High vaccination efficiency of low-affinity epitopes in antitumor immunotherapy
J. Clin. Invest. David-Alexandre Gross, et al. 113:425 doi:10.1172/JCI19418 [Go to this article.]

Figure 1
Recognition of murine tumor cells by CTLs raised against mTERT peptides with high and low affinity for HLA-A*0201. (a) HHD mice were vaccinated with mTERT high-affinity peptides, and their spleen cells were restimulated in vitro 11 days later with the cognate peptide. CTLs were tested against RMAS/HHD cells loaded with an irrelevant (white bars) or the cognate peptide (light gray bars) at a 40:1 lymphocyte/target ratio.
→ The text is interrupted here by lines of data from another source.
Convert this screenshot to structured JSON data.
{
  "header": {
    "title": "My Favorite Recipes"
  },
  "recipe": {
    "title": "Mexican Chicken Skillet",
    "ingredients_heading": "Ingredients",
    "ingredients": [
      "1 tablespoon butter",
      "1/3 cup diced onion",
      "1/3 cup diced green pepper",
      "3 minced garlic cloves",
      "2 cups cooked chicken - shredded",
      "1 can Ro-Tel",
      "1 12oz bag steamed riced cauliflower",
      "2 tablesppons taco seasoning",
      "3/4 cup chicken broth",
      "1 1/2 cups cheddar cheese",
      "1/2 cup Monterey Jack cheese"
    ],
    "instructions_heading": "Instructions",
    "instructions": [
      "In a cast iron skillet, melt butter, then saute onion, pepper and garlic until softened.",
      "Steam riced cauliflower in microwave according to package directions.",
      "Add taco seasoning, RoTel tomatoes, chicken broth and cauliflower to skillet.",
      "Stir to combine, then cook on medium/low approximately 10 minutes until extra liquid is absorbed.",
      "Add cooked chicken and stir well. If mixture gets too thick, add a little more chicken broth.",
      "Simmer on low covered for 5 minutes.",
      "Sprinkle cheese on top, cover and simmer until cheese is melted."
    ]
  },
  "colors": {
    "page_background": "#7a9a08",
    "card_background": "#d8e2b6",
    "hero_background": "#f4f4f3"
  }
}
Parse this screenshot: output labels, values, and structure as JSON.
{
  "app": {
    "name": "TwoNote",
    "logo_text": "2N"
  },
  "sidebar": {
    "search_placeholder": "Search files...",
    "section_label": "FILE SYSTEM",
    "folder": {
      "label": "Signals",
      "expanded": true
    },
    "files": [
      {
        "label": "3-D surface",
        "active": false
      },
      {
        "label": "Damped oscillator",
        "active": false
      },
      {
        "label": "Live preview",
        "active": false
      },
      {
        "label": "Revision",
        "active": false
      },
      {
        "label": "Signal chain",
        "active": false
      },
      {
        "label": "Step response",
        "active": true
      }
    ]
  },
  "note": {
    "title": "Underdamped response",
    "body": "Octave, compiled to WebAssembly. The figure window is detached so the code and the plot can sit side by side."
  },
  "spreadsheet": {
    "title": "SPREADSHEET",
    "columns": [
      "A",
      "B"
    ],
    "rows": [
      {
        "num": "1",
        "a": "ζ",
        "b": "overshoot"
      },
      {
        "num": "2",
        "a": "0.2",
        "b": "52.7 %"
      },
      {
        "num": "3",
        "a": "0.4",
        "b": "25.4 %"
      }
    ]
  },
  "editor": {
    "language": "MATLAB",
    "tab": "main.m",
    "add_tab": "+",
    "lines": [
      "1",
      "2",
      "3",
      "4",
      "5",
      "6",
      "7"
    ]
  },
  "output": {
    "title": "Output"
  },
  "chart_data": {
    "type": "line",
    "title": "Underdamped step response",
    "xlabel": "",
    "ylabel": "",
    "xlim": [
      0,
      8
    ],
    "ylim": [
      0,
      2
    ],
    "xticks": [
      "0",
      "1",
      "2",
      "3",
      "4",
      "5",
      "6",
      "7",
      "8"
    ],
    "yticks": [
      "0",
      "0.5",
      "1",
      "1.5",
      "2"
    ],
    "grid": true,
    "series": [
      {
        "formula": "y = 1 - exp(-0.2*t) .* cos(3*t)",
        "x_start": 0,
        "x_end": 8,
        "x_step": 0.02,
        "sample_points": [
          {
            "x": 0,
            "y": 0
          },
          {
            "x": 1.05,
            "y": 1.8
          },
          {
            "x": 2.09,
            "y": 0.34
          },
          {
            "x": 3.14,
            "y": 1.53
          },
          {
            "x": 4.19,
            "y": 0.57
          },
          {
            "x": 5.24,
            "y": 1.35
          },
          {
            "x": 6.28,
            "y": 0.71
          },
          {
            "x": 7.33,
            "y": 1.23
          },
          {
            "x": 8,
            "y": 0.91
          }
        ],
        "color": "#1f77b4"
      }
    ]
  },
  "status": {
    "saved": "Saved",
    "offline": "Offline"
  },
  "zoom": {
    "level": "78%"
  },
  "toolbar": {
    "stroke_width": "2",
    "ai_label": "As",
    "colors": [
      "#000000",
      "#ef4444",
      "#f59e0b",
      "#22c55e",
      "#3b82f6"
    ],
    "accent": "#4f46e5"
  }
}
Results from one representative mouse per group are shown. (b) CTL₅₄₅, CTL₇₉₇, CTL₈₇₆ CTL₅₇₂, and CTL₉₈₈ lines were tested against RMAS/HHD loaded with an irrelevant or the cognate peptide, EL4S3-Rob, and EL4/HHD as indicated at a 20:1 lymphocyte/target ratio. (c) CTL₇₉₇ and CTL₅₇₂ lines were tested against RMAS/HHD loaded with an irrelevant or the cognate peptide, RMA, and RMA/HHD cells at a 20:1 lymphocyte/target ratio.